Centre for Human Development, Stem Cells and Regeneration, Bioengineering Sciences, University of Southampton Faculty of Medicine, Tremona Road, Southampton SO16 6YD, United Kingdom.
School of Biological Sciences, University of Southampton, B85, University Road, SO17 1BJ, United Kingdom.
Acta Biomater. 2019 Dec;100:378-387. doi: 10.1016/j.actbio.2019.09.023. Epub 2019 Sep 19.
The retention and sustained activity of therapeutic proteins at delivery sites are goals of regenerative medicine. Vascular endothelial growth factor (VEGF) has significant potential in promoting the growth and regeneration of blood vessels but is intrinsically labile. This is exacerbated by the inflammatory microenvironments at sites requiring regeneration. For VEGF to be efficacious, it may require a carrier that stabilises it, protects it from degradation and retains it at the site of interest. In this study, we tested the hypothesis that injectable nanoclay gels comprising Laponite™ XLG (a synthetic hectorite clay) can stabilise VEGF and retain it in the active form for therapeutic delivery. To achieve this, VEGF was incorporated in Laponite gels and its activity tested at a range of concentrations using in vitro cell culture tubulogenesis assays and in vivo angiogenesis assays. We found that VEGF-Laponite gels enhanced tubulogenesis in a dose-dependent manner in vitro. When administered subcutaneously in vivo, Laponite was retained at the injection site for up to a period of three weeks and promoted a 4-fold increase in blood vessel formation compared with that of alginate or vehicle controls as confirmed by CD31 staining. Notably, as compared to alginate, Laponite gels did not release VEGF, indicating a strong interaction between the growth factor and the nanoclay and suggesting that Laponite enhancement of VEGF efficacy is due to its retention at the implantation site for a prolonged period. Our approach provides a robust method for the delivery of bioactive recombinant VEGF without the necessity for complex hydrogel or protein engineering. STATEMENT OF SIGNIFICANCE: In medicine, it is important to deliver drugs to a particular location in the body. Often, however, the drugs are quickly broken down and carried away in the blood before they can exert their effect. In this study, we used a type of synthetic clay, called Laponite™, to preserve a molecule, named VEGF, that stimulates the growth of blood vessels. Previously, we have been able to bind VEGF to the surface of clays, but the clay is not effective when injected or applied as a gel. Herein, we show that we can mix VEGF with the clay and that it strongly stimulates blood vessel growth. We speculate that this would be a useful material for skin wound healing.

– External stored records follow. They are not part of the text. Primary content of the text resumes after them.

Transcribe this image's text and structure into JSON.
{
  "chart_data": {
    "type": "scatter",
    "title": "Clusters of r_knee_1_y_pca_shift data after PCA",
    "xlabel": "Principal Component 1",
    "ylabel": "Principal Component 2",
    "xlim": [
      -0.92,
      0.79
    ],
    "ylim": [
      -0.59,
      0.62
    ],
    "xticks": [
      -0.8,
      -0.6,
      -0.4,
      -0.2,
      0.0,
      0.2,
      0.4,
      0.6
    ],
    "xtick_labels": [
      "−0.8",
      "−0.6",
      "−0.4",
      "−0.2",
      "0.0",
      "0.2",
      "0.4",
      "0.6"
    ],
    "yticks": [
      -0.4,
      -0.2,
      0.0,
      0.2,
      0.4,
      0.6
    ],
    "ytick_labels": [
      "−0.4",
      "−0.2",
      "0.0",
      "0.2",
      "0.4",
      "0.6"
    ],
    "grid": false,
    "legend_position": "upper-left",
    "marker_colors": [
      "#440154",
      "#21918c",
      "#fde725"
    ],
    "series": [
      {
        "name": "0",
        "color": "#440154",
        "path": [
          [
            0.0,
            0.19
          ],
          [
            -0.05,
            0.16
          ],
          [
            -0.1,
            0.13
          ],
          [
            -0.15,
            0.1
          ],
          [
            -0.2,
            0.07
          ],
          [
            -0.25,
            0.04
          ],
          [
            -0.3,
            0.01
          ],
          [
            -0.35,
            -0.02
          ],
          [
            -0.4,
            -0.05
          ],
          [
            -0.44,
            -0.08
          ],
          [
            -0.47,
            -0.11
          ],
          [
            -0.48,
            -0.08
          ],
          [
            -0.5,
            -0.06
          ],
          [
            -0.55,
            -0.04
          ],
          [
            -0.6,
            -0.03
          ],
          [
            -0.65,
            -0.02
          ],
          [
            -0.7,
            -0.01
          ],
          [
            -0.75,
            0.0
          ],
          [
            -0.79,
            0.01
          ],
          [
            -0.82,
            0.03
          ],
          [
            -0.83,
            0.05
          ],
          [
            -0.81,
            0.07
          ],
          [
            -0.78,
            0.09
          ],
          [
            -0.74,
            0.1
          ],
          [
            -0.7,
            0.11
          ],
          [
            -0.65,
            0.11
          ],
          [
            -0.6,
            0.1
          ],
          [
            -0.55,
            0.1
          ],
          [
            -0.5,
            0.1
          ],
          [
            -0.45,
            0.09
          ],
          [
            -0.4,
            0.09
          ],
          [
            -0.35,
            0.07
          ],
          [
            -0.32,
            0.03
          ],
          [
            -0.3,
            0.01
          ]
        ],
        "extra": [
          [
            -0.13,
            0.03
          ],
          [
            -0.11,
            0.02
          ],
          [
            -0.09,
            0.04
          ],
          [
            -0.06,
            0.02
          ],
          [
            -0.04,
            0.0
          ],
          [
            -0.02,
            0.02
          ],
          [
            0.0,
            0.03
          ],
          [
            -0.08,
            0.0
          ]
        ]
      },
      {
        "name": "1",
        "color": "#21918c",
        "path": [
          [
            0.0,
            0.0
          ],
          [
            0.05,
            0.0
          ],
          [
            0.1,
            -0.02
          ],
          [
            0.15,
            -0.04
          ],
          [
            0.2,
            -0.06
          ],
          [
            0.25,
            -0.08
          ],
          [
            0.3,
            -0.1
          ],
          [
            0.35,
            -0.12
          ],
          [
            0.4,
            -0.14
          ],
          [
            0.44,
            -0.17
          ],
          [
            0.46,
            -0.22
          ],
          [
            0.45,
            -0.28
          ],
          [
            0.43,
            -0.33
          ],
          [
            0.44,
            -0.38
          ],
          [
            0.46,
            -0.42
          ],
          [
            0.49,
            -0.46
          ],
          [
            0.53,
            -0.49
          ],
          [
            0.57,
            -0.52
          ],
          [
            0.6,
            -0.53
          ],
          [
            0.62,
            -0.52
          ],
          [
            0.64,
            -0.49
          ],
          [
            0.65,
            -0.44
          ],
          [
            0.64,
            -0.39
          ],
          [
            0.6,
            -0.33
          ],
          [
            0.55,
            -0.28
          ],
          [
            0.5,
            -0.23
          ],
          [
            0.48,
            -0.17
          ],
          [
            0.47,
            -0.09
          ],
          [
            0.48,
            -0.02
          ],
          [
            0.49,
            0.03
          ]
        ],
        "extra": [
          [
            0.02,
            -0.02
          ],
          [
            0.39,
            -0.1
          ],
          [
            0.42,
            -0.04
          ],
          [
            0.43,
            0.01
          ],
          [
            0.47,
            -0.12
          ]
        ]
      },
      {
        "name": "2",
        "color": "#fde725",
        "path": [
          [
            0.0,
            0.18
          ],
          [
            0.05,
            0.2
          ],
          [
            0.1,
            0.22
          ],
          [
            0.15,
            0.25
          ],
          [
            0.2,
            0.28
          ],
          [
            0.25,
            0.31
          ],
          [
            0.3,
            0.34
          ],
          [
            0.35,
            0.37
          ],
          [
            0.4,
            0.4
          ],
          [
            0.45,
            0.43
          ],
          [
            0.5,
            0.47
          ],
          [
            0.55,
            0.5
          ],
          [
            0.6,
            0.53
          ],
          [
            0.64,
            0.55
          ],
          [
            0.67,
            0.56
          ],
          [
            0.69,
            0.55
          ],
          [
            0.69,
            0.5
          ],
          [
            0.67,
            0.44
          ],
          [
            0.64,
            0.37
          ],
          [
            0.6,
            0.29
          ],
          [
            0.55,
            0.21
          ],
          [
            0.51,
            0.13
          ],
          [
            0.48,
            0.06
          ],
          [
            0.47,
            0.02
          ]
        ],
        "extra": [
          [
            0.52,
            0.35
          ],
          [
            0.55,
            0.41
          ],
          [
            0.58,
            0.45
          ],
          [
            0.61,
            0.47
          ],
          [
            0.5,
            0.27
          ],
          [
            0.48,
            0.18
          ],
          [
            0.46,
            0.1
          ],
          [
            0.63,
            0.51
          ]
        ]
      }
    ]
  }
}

治疗性蛋白质在递药部位的保留和持续活性是再生医学的目标。血管内皮生长因子 (VEGF) 在促进血管生长和再生方面具有显著的潜力,但本身不稳定。在需要再生的部位,炎症微环境使情况更加恶化。为了使 VEGF 有效,它可能需要一种载体来稳定它,保护它免受降解,并将其保留在感兴趣的部位。在这项研究中,我们测试了这样一个假设,即包含 Laponite™ XLG(一种合成锂皂石粘土)的可注射纳米粘土凝胶可以稳定 VEGF 并保持其在治疗递送上的活性形式。为了实现这一目标,将 VEGF 掺入 Laponite 凝胶中,并在一系列浓度下使用体外细胞培养管形成测定法和体内血管生成测定法测试其活性。我们发现,VEGF-Laponite 凝胶在体外以剂量依赖性方式增强管形成。当皮下给予体内时,Laponite 在注射部位保留长达三周的时间,并与藻酸盐或载体对照相比促进血管形成增加了 4 倍,如 CD31 染色所证实。值得注意的是,与藻酸盐相比,Laponite 凝胶没有释放 VEGF,表明生长因子与纳米粘土之间存在强烈相互作用,并表明 Laponite 增强 VEGF 疗效是由于其在植入部位的长时间保留。我们的方法为递送生物活性重组 VEGF 提供了一种稳健的方法,而无需复杂的水凝胶或蛋白质工程。 意义声明:在医学中,将药物递送到体内的特定位置非常重要。然而,通常情况下,药物在血液中被迅速分解并带走,在发挥作用之前。在这项研究中,我们使用了一种称为 Laponite™ 的合成粘土来保存一种名为 VEGF 的分子,该分子刺激血管生长。以前,我们已经能够将 VEGF 结合到粘土的表面上,但是当注射或作为凝胶应用时,粘土并不有效。在此,我们表明我们可以将 VEGF 与粘土混合,并且它强烈地刺激血管生长。我们推测这将是一种用于皮肤伤口愈合的有用材料。